Part One: The Awakening
K opened his eyes and looked down at his body prone on the bed. He wasn't a beetle anymore. Over in the far corner on his work desk he saw a slim aluminium case. Trying out his legs for the first time in ages, he sauntered off to the far corner to get a closer look at the fascinating device.
K flexed his new found fingers and studied the aluminium cover. A white upside-down apple was glowing and a small diode was throbbing on the front of the slim package. He pushed at the apple as if it were a button; nothing happened. He tried again on the front by the throbbing diode; a latch was released and the 'lid' of the device popped up half an inch. K inserted his thumb between the two halves and raised the lid.
The sight that greeted him was similar to Microsoft Windows - but it wasn't Windows. In a few days K learned this was called Mac OS X. It was a system similar to Windows but far superior. K got used to the device and learned to search on the Internet all over again.
Part Two: The Shock
After several days K noticed an icon in his dock in the form of a postage stamp. He decided he'd finally click it. After bouncing half a dozen times the icon gave way to what appeared to be a mail program. Once the mail program opened it started searching for mail, spinners spinning furiously on the left. New mail started dropping in.
The third message in K's inbox startled him.
From: Haute Autorité pour la Diffusion des Œuvres et la Protection des Droits sur Internet
Subject: Concerning your continuing use of BitTorrent technology to engage in illegal file sharing
It has come to the attention of this agency that you are engaging in illegal activities on the Internet.
Downloading copyrighted materials is expressly forbidden by law. This is notice that if you do not cease this despicable activity your Internet connection will be terminated. You will however be required to continue to pay your Internet connectivity bills even for this time.
This is your first warning.
Downloading? BitTorrent? File sharing? What is this? K asked himself. Certainly he was aware of no such activities in his Apple computer. And he knew the computer itself was very secure. It would of course have been a different matter indeed had he been running Windows: then any hacker could have gained entrance and used his connection for anything at all - including this BitTorrent file sharing downloading, whatever that was.
K checked his router. Yes, the router used physical cable connections; no, it was not set up for wireless connectivity. That ruled out the possibility his connection was being hijacked.
So why would he be accused of something he wasn't even remotely capable of doing?
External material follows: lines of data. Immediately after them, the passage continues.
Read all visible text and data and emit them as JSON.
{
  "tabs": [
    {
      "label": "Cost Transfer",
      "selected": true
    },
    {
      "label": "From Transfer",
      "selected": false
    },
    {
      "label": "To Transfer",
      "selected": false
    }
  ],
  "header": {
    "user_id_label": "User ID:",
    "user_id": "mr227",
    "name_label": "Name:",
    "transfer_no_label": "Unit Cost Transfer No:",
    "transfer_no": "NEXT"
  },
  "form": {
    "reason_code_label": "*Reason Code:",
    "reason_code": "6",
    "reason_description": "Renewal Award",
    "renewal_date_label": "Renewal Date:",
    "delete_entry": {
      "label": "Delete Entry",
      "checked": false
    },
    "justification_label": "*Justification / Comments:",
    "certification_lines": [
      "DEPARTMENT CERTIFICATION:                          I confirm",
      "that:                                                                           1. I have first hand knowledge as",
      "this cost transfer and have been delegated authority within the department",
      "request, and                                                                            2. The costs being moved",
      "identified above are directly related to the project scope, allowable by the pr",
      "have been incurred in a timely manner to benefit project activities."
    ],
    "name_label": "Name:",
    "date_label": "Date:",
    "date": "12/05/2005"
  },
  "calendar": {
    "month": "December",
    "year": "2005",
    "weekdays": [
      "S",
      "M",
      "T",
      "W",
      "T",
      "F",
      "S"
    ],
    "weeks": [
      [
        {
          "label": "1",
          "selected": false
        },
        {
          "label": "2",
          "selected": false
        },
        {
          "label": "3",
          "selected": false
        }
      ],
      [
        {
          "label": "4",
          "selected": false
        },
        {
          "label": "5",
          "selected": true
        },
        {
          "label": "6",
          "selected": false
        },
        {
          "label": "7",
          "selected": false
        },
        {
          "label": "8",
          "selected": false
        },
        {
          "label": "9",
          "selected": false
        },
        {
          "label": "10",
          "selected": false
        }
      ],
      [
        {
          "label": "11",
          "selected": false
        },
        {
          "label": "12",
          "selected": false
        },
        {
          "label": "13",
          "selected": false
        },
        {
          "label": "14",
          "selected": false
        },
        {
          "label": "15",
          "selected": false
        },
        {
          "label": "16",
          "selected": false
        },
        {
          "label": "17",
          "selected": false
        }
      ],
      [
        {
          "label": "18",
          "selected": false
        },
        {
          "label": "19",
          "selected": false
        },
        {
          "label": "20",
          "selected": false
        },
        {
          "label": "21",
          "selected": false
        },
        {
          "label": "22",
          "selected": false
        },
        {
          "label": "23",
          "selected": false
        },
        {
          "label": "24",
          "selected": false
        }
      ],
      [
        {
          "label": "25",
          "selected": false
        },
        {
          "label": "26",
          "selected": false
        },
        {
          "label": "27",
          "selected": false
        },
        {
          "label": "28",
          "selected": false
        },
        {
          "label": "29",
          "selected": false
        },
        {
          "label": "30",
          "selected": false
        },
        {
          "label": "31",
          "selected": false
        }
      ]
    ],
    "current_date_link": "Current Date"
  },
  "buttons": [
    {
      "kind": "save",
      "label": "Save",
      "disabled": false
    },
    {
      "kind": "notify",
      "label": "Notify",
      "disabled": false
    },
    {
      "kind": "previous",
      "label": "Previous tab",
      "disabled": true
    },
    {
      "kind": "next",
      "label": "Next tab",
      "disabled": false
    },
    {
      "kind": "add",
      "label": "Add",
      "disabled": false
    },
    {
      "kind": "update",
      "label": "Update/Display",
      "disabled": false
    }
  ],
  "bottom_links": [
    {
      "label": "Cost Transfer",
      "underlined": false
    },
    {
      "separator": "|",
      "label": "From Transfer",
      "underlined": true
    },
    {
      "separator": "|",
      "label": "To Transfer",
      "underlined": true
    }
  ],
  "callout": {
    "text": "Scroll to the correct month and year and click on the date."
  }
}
K returned to his bed that night to fall into a deep but restless slumber.
Part Three: The Reminder
Two days later there was a knock on the door. It was the postman. K was to sign for a letter he had not solicited. He was suspicious but he signed anyway, thanked the postman, and then returned inside to open the envelope.
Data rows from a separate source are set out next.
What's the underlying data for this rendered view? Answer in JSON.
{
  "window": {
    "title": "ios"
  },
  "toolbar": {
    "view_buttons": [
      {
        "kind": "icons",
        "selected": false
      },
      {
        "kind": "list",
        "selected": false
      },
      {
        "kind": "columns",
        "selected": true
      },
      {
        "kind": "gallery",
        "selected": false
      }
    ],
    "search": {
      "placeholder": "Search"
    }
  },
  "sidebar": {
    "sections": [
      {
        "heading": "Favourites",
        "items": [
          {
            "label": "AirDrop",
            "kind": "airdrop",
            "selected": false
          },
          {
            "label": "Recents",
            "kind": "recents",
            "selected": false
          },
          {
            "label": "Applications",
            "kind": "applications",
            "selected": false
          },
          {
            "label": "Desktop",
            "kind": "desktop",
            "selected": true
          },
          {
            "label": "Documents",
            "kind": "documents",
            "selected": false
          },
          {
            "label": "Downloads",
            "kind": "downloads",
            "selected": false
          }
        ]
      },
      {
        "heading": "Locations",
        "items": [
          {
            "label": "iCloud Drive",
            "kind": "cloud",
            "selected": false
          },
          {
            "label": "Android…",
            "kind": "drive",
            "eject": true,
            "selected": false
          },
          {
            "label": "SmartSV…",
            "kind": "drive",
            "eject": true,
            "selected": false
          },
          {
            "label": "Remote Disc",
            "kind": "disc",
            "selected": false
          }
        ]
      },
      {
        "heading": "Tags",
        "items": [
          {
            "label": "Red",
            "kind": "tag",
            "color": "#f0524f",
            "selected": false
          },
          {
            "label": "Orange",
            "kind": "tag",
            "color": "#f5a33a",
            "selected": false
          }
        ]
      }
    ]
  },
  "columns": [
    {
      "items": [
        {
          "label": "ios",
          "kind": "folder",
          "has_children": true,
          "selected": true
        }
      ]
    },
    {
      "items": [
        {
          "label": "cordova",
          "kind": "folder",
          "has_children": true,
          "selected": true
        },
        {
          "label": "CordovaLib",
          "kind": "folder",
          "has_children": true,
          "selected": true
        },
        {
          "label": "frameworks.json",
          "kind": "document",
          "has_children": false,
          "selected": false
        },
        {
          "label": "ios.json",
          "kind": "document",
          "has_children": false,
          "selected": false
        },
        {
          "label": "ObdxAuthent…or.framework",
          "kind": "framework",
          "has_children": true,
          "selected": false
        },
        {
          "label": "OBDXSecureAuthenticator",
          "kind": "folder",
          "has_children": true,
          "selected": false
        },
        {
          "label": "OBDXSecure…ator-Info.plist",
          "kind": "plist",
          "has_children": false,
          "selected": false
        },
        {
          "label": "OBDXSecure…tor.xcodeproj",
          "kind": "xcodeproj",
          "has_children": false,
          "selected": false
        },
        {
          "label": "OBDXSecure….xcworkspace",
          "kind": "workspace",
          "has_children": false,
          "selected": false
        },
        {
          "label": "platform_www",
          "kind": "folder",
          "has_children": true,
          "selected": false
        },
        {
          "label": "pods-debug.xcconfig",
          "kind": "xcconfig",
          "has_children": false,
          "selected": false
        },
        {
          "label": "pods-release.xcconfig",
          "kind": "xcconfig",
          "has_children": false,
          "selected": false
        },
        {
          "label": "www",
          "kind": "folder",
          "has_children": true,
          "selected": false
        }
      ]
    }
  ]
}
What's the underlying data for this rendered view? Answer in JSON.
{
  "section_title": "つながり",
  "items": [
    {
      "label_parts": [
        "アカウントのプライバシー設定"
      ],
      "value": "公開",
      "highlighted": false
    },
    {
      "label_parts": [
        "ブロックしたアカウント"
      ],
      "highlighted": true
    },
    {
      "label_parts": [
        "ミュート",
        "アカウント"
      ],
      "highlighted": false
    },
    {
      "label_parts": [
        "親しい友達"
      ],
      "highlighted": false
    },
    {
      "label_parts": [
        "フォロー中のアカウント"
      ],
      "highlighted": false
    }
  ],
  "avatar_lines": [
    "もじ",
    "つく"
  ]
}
The envelope contained a letter from the Haute Autorité pour la Diffusion des Œuvres et la Protection des Droits sur Internet. The HADOPI people were accusing him once again of illegal download BitTorrent file sharing activities. They'd again received complaints from movie companies and record companies that he was still engaged in file sharing.
K was informed that this was his final warning - that if HADOPI received any further complaints that he would be summarily disconnected from the Internet for one full year.
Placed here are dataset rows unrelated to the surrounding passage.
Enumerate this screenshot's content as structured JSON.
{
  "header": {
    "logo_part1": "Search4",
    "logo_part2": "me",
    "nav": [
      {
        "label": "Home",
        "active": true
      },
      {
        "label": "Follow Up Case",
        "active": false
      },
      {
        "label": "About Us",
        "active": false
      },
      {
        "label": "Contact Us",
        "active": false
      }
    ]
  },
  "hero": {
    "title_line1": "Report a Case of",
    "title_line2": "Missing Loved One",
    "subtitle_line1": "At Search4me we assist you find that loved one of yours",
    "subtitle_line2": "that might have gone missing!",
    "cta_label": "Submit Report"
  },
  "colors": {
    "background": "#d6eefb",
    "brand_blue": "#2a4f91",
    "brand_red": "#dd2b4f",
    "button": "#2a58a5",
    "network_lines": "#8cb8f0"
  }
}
There was a telephone number at the bottom of the letter.
Part Four: The Telephone Call
K dialed the number at the bottom of the letter and found himself shuffled back and forth between different departments until someone was finally willing to speak to him. K gave his name and explained his situation.
'I don't even know what download BitTorrent file sharing is', K protested.
'It's possible we were wrong', said the voice on the other end. 'It's been known to happen before.'
'But what can I do?' asked a frightened K.
'You'll have to prove your innocence', said the voice.
'Prove my innocence? What happened to innocent until proven guilty?'
'There is no provision for that luxury in this legislation.'
'So what can I do?'
'You can let us install spyware on your computer. Would you like me to set up an appointment for you?'
Part Five: The Visit
K was roused the following morning by another knock on the door. It was the HADOPI technician come to install spyware on K's Apple computer. K left the man to it and removed himself to his kitchen to prepare his breakfast.
'What kind of computer is this?' K heard the man shout from the other room. 'Where is My Computer? How do I get to Add/Remove Programs? Is this computer legal?'
K returned to explain to the HADOPI technician that his was an Apple computer, that it did not run Windows. 'Will there be a problem?' he asked.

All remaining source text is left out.